There might be some sort of correlation between the items and the quantity ordered if there is any systematic correlation between what that item is and how long it might take to produce/get it. If this is influenced by other factors as well you only might have seasonal information (holidays, weekends) to go with in your current dataset; or you could create features from past orders (have there been similar orders been fulfilled in the -recent- past which might influence the ability to procure the items).

All this will depend on what might influence your production/procurement. You will have to talk to the business people who might know about this. If the ability to produce the items is heavily influenced by outside factors (strikes, shortages with providers/workers, regulations etc.) you could try and get data about that also to enrich you model.

Currently it would seem that this can be formulated as regression problem. The expected quality might very much depend on the conditions mentioned. You might want to upload a sample file - it is hard to work with screenshots

ajatal · October 21, 2022, 6:06am

Hi @mlauber71,

Thank you for sharing your thoughts. I have attached and shared an example file with much example data, as item class stored in the different factory and mode of delivery .Though i don’t think they have much correlation with the lead time.
Book2.xlsx (13.0 KB)

Our challenge is that due to the massive data, so far we could not conclude if there are any correlation between the lead time and the quantity or the mode of delivery. So we need to try with the different approaches to see which might predict the new lead time is much closer to the fact.

Please help me have a look and let me know your thoughts.

Thank you again for the kind help

ajatal · October 21, 2022, 6:08am

Hi @Daniel_Weikert ,

Thank you for looking into my case. I have attached a sample here with much data.
Book2.xlsx (13.0 KB)

It would be great to get your ideas also.

Thank you for your time.

ajatal · October 26, 2022, 3:20pm

Hi @mlauber71 ,

Kindly check with you if you might have any update about the sample file shared last week.

Thanks a lot!

mlauber71 · October 26, 2022, 3:53pm

@ajatal could you explain which columns are features and confirm what column is the target (Lead time). Then you might want to define what role the date variables might play with regards to what I have said about them.

And maybe you try to comment on the remarks I had about your approach. You will have to think about what information your data might be able to provide.

You could of course just try and build a regression model with your data (without the date variables) and target but it might no help you a great deal until you have sorted out your data preparation.

ajatal · October 26, 2022, 4:11pm

@mlauber71 Thank you so much for the tips and comments shared. I will have a try and might come back with further questions.

ajatal · October 27, 2022, 1:46pm

Hi @mlauber71

Thank you again for kindly introduce H2O. I have tried and here is the workflow:

In the node of CSV Reader, I have unselected “limited data scanned” so it should scan the entire data. However, then view the result in the node of H2O to Table, I can see only 1/5 entire data. I checked all the rest nodes but I could not find anywhere else to config in order to view the whole results.
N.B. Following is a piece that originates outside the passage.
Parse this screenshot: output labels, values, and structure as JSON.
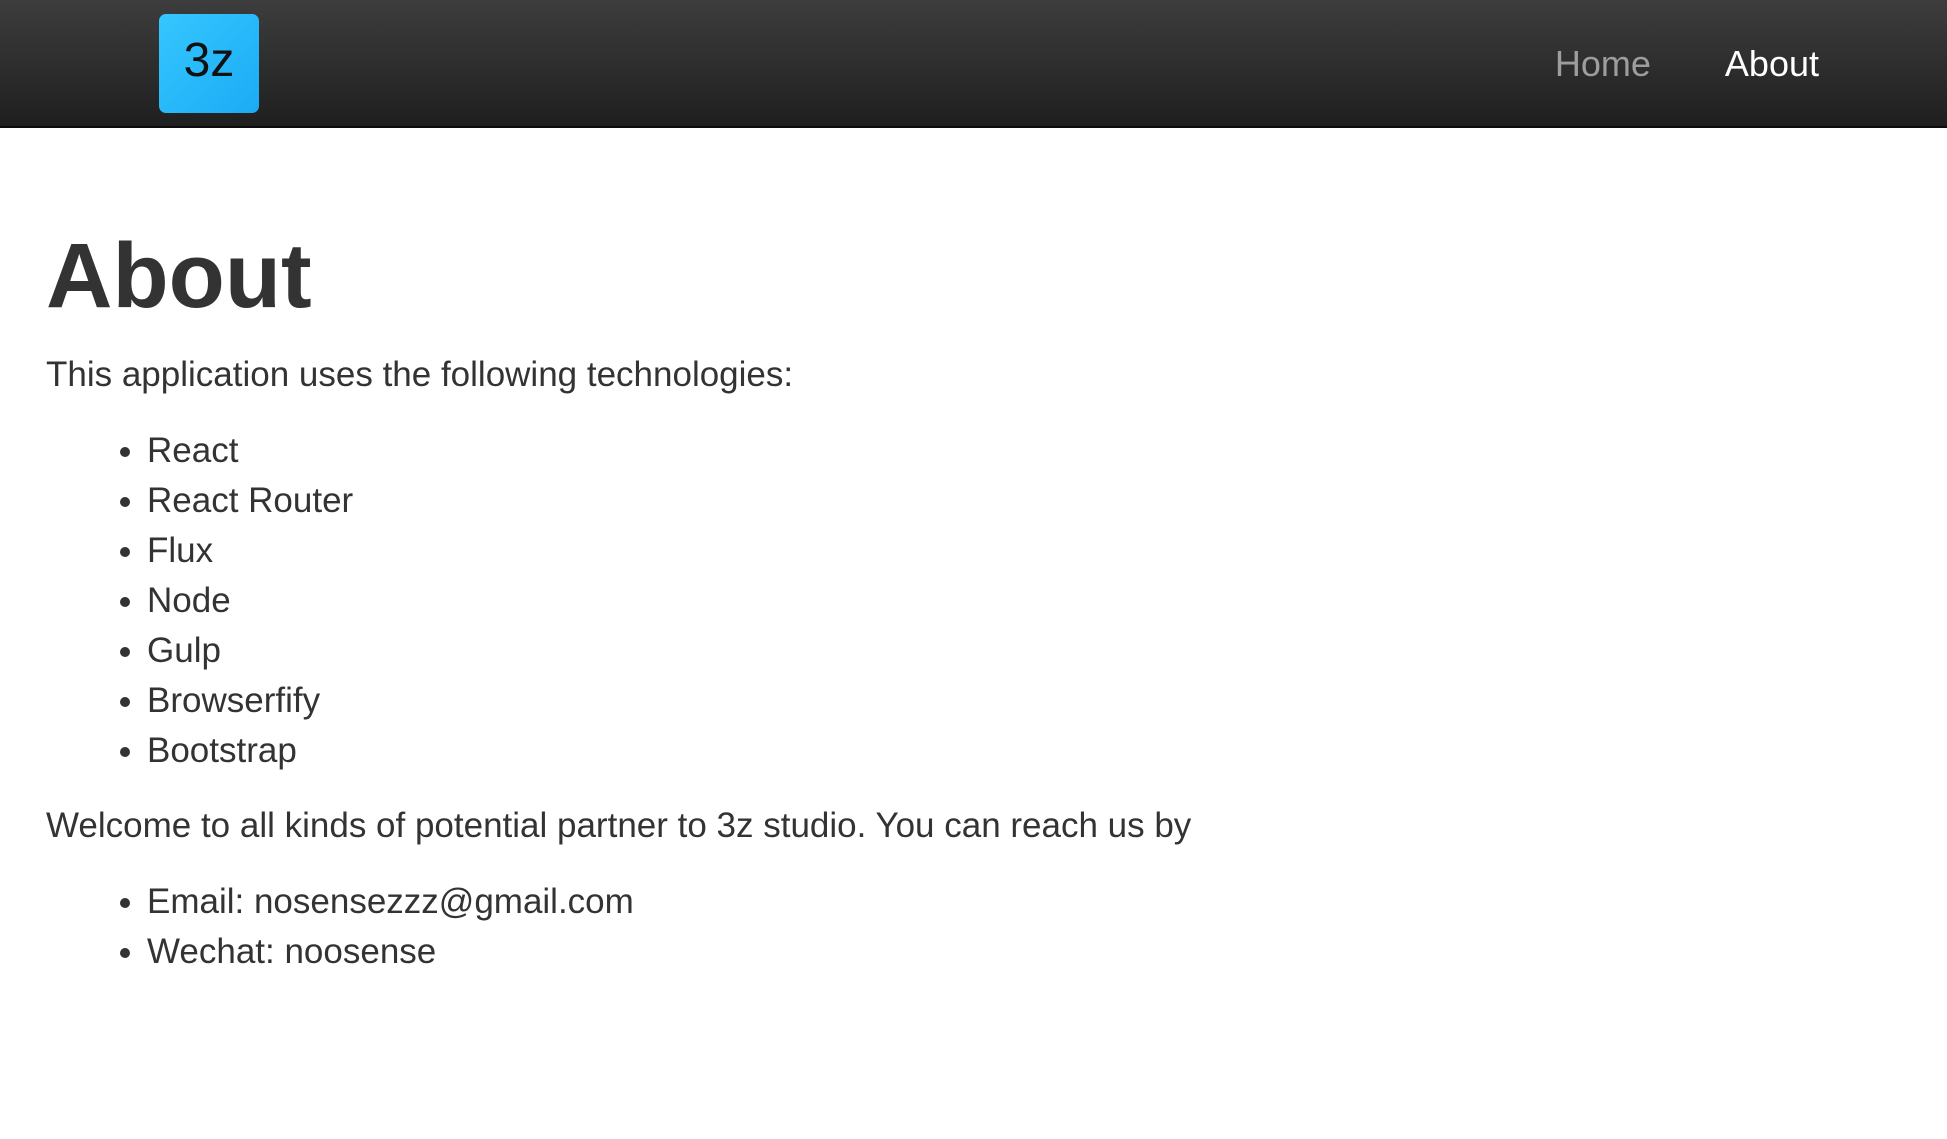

Would you mind give me some suggestions to view the entire results?

I haven’t tried AutoML yet. Should I include it into H2O or it is the separate model type?

Thanks a lot in advance.

mlauber71 · October 27, 2022, 3:17pm

I assume this would be the 20% test data to validate the model where you would base the statistics on. I would suggest to learn about creating machine learning models in a broader approach so you might see which approaches could work for your business question.

system · January 25, 2023, 3:18pm

This topic was automatically closed 90 days after the last reply. New replies are no longer allowed.